Tolerance is a key concept in the crosswalk library. When intersecting two shapes, it is important to avoid intersections that are the result of computation margin of error and are not meaningful. In order to do that, we can set a minimum for the area that an entry in the intersected shape can contain.
There are two ways to do this: using percentage based on source and target shapes or raw units of area.
If percentage is chosen, that would be the percentage of the smallest area from either the source or target shapes. Imaging that the smallest area in the source shape is 10,000. When that area is intersected with any of the areas of the target shape (all of which area >10,000, say), then the smallest possible intersect we would want to allow is a % of 10,000. In this case if my tolerance_percent
is set to 10, then the smallest possible area for an entry in the intersected shape would be 1,000.
But sometimes, if the source and target shapes contain drastically low entries, a percentage might not be restrictive enough for practical purposes. Hence, you can set the minimum area allowed in the intersected shape by setting the tolerance_units.

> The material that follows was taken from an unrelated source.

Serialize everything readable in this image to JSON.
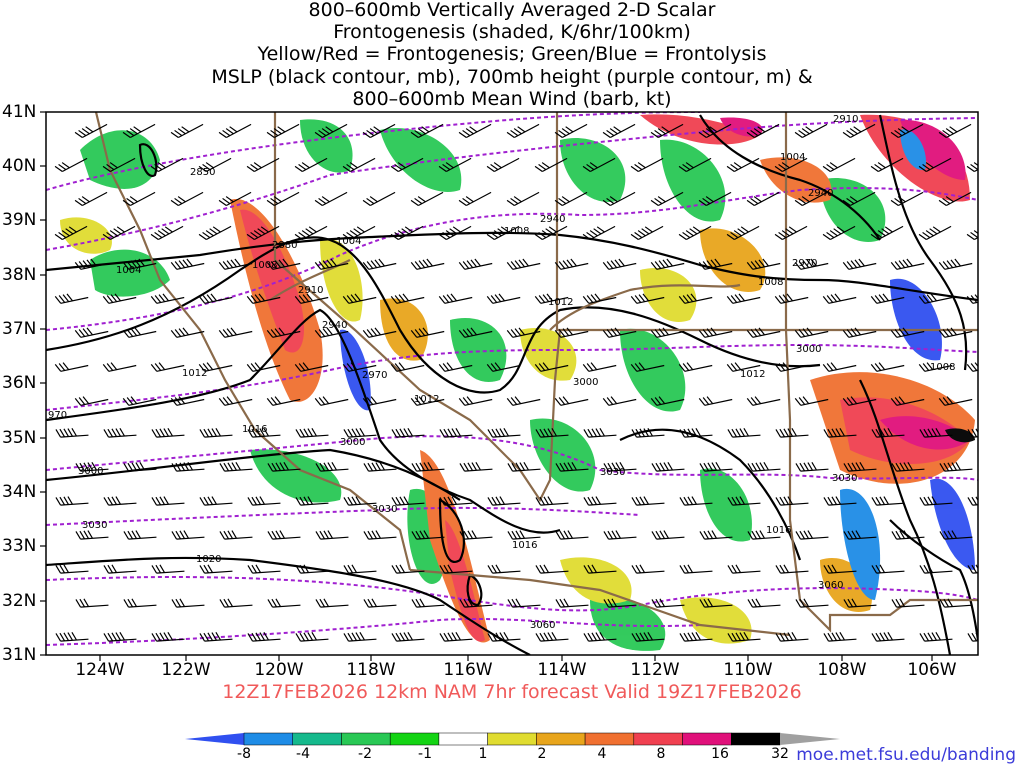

If you decide to set tolerance_units
, the respective tolerance_percent
will be calculated for you in the diagnostics (and vice versa if you set tolerance_percent
only). Note that if tolernace_units
are set, tolernace_percent
is ignored.
The diagnostics information for each crosswalk is the same across viewing methods (whether you print_diagnostics
in the console, save_diagnostics_to_word
to table or text) and is only formatted slightly differently. The information is essentially divided in three sections, each of which reviewed in turn...
See here for an example of a word file containing text diagnostics (very similar to print_diagnostics
output), and here for a file containing table diagnostics.

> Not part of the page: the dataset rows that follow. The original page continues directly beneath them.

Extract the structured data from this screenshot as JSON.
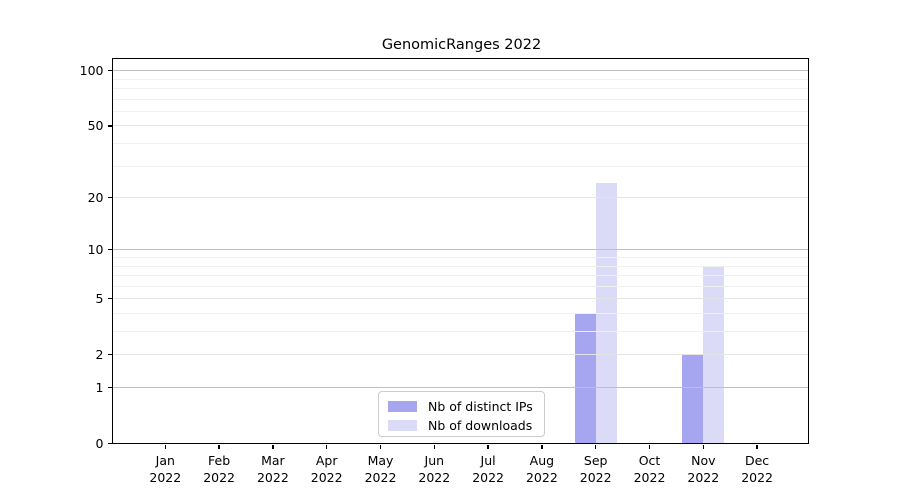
{
  "title": "GenomicRanges 2022",
  "chart_data": {
    "type": "bar",
    "title": "GenomicRanges 2022",
    "categories": [
      "Jan 2022",
      "Feb 2022",
      "Mar 2022",
      "Apr 2022",
      "May 2022",
      "Jun 2022",
      "Jul 2022",
      "Aug 2022",
      "Sep 2022",
      "Oct 2022",
      "Nov 2022",
      "Dec 2022"
    ],
    "x_tick_month_labels": [
      "Jan",
      "Feb",
      "Mar",
      "Apr",
      "May",
      "Jun",
      "Jul",
      "Aug",
      "Sep",
      "Oct",
      "Nov",
      "Dec"
    ],
    "x_tick_year_label": "2022",
    "series": [
      {
        "name": "Nb of distinct IPs",
        "color": "#a5a5f0",
        "values": [
          0,
          0,
          0,
          0,
          0,
          0,
          0,
          0,
          4,
          0,
          2,
          0
        ]
      },
      {
        "name": "Nb of downloads",
        "color": "#dbdbf8",
        "values": [
          0,
          0,
          0,
          0,
          0,
          0,
          0,
          0,
          24,
          0,
          8,
          0
        ]
      }
    ],
    "xlabel": "",
    "ylabel": "",
    "yscale": "log1p",
    "ylim": [
      0,
      115
    ],
    "y_major_ticks": [
      0,
      1,
      2,
      5,
      10,
      20,
      50,
      100
    ],
    "y_tick_labels": [
      "0",
      "1",
      "2",
      "5",
      "10",
      "20",
      "50",
      "100"
    ],
    "y_decade_gridlines": [
      1,
      10,
      100
    ],
    "y_labeled_gridlines": [
      2,
      5,
      20,
      50
    ],
    "y_minor_gridlines": [
      3,
      4,
      6,
      7,
      8,
      9,
      30,
      40,
      60,
      70,
      80,
      90
    ],
    "grid": true,
    "legend_position": "lower center",
    "legend_entries": [
      "Nb of distinct IPs",
      "Nb of downloads"
    ]
  },
  "colors": {
    "background": "#ffffff",
    "frame": "#000000",
    "text": "#000000",
    "grid_decade": "#c0c0c0",
    "grid_labeled": "#e4e4e4",
    "grid_minor": "#f0f0f0",
    "legend_border": "#cccccc",
    "bar_distinct_ips": "#a5a5f0",
    "bar_downloads": "#dbdbf8"
  }
}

The very first sentence will give information about the measurement unit for all reported numbers you will see. That will be derived from the projection units of the source and target shapes.
The next sentence will report how many units area are lost during the intersection and what percentage of the source and shape targets that represents. This is visualized at the bottom of the output in the 3rd section of the diagnostics, see 4.3.3.
You will then see 4 piece of information for each of the source, target and intersected shapes:
- Information about the smallest area, including the name of the column containing the unique identifier for each entry, the unique identifier of the smallest area, as well as the raw area of the smallest area and what percentage of the total respective shape area that represents.
- Total shape area
- Average shape area
- How many times the smallest shape area is smaller than the average
A note will also inform you how the smallest area from the intersected shape was found. This will be based on your entered tolerance. For more on tolerance, see 4.2.
In order to help users make better decisions about what level of tolerance fits best their case, this section reports statistics based on difference tolerance values.
There are 13 pre-set simulation values for the tolerance percent (0.001, 0.01, 0.05, 0.1, 0.5, 1, 5, 10, 20, 50, 90, 100, 150). An additional value may be added if the user-selected tolerance percent is not in this list (this could be either done by setting a different tolerance percent or by setting the tolerance units, which will calculate a new tolerance percent). For each simulation value, there are two sets of information: statistics about the area lost from the intersected shape based on the simulation value, and statistics about the new intersected shape if the respective tolerance value is used.
Within this section, three maps of each shape area are displayed. These can be used to verify that the input is as expected. The map of the overlaid source and target shape can be used to visualize what the intersected shape will be (that would be the area in brown).